On the technical side, Medal of Honor is practically perfect, and we wouldn't expect any less from a game based on the Q3A engine. The Q3 engine is doing a great job here, and the game will be able to run even on older machines with a reduced number of details. Of course, if you own a rig with more than 1.2GHz and a decent video card, you will enjoy a fabulous visual display crammed with fantastic details. The models look lovely, but judging by what we saw in RTCW-a, I feel that the engine could do even better. The greatest downside of the whole thing is the lack of interaction with the environment; apart from messing with a couple of objects in the game you cannot damage, move or break anything.
Sound, the next crucial technical aspect of the game, is really good. This goes both for the sounds of the weapons and background ambient effects. Now, when you combine that with all the shouting in German and the thrilling music, which follows the on-screen action, you get all the sound needed to create a successful illusion of the WWII battlefield.

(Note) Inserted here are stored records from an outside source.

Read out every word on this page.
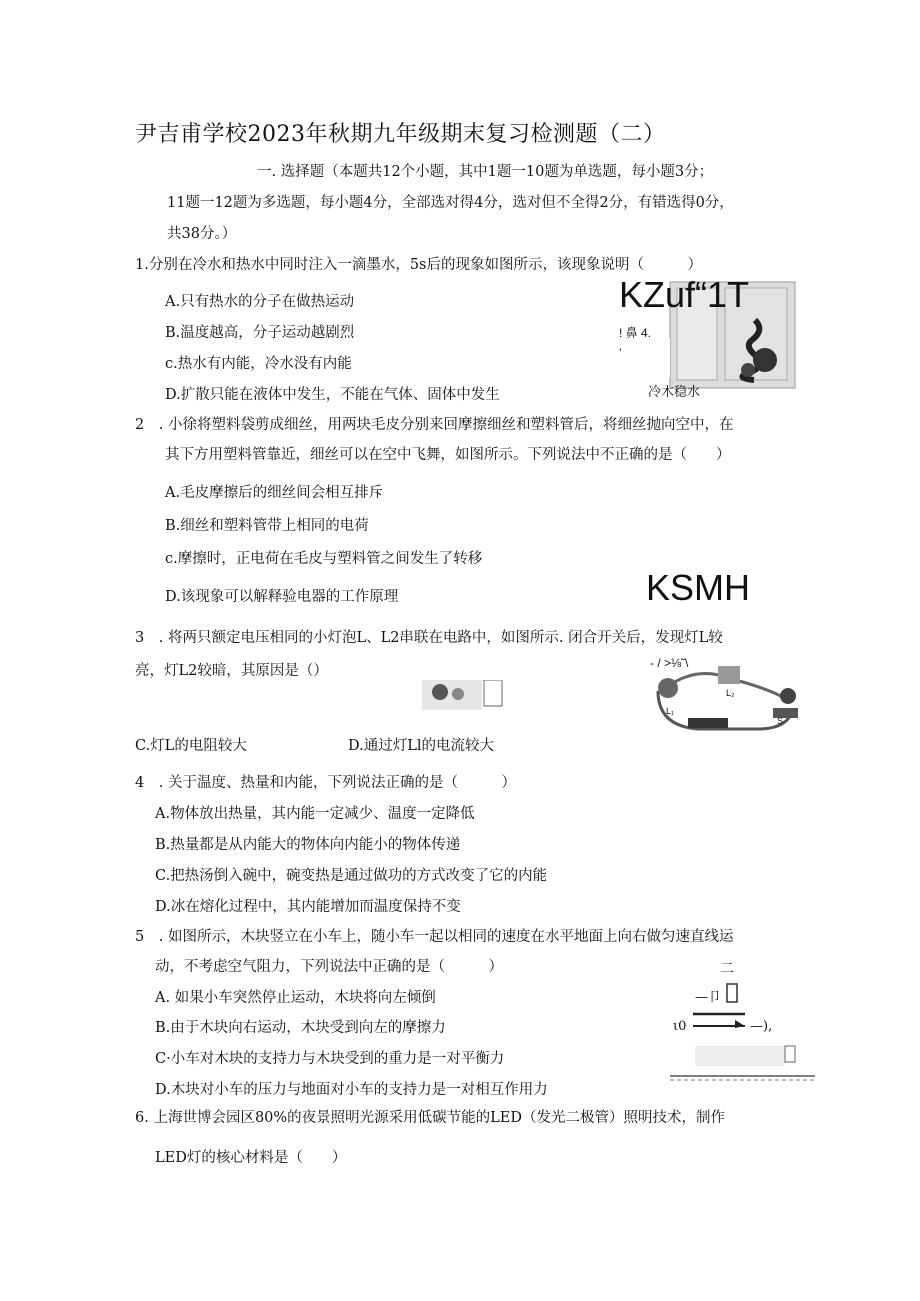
尹吉甫学校2023年秋期九年级期末复习检测题（二）
一. 选择题（本题共12个小题，其中1题一10题为单选题，每小题3分；
11题一12题为多选题，每小题4分，全部选对得4分，选对但不全得2分，有错选得0分，
共38分。）
1.分别在冷水和热水中同时注入一滴墨水，5s后的现象如图所示，该现象说明（　　　）
A.只有热水的分子在做热运动
B.温度越高，分子运动越剧烈
c.热水有内能，冷水没有内能
D.扩散只能在液体中发生，不能在气体、固体中发生
KZuf“1T
! 鼻 4.
’
冷木稳水
2　. 小徐将塑料袋剪成细丝，用两块毛皮分别来回摩擦细丝和塑料管后，将细丝抛向空中，在
其下方用塑料管靠近，细丝可以在空中飞舞，如图所示。下列说法中不正确的是（　　）
A.毛皮摩擦后的细丝间会相互排斥
B.细丝和塑料管带上相同的电荷
c.摩擦时，正电荷在毛皮与塑料管之间发生了转移
D.该现象可以解释验电器的工作原理	KSMH
3　. 将两只额定电压相同的小灯泡L、L2串联在电路中，如图所示. 闭合开关后，发现灯L较
亮，灯L2较暗，其原因是（）	- / >⅛˜\
L₁
L₂
S
C.灯L的电阻较大	D.通过灯Ll的电流较大
4　. 关于温度、热量和内能，下列说法正确的是（　　　）
A.物体放出热量，其内能一定减少、温度一定降低
B.热量都是从内能大的物体向内能小的物体传递
C.把热汤倒入碗中，碗变热是通过做功的方式改变了它的内能
D.冰在熔化过程中，其内能增加而温度保持不变
5　. 如图所示，木块竖立在小车上，随小车一起以相同的速度在水平地面上向右做匀速直线运
动，不考虑空气阻力，下列说法中正确的是（　　　）
A. 如果小车突然停止运动，木块将向左倾倒
B.由于木块向右运动，木块受到向左的摩擦力
C·小车对木块的支持力与木块受到的重力是一对平衡力
D.木块对小车的压力与地面对小车的支持力是一对相互作用力
二
—卩
ι0	—),
6. 上海世博会园区80%的夜景照明光源采用低碳节能的LED（发光二极管）照明技术，制作
LED灯的核心材料是（　　）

However, even though Medal of Honor: Allied Assault can be considered a classic, the overal impression is somewhat blemished by a rather bleak and abrupt ending. After a couple of days of playing, all you will get is a screen saying 'The End', followed by some credits, and then the main menu! After a game designed in such detail, who would think that creating a decent cinematic sequence would pose that much of a problem to the authors!? This disappointment can be made up for by playing the multiplayer mode, which frankly brings nothing new. It has a DM, Team DM, round-based and the somewhat more interesting team objective mods. Some of the better servers support up to 64 players per game, which promises a good multiplayer experience.
Medal of Honor: Allied Assault is definitely a game that will leave a mark on the gaming scene. It is marvelous what you can get by adding great atmosphere and a good AI to a barely interactive shooter.
8.9 Very Good
Fantastic atmosphere, AI, graphics;
Linear missions, no blood mode, end sequence.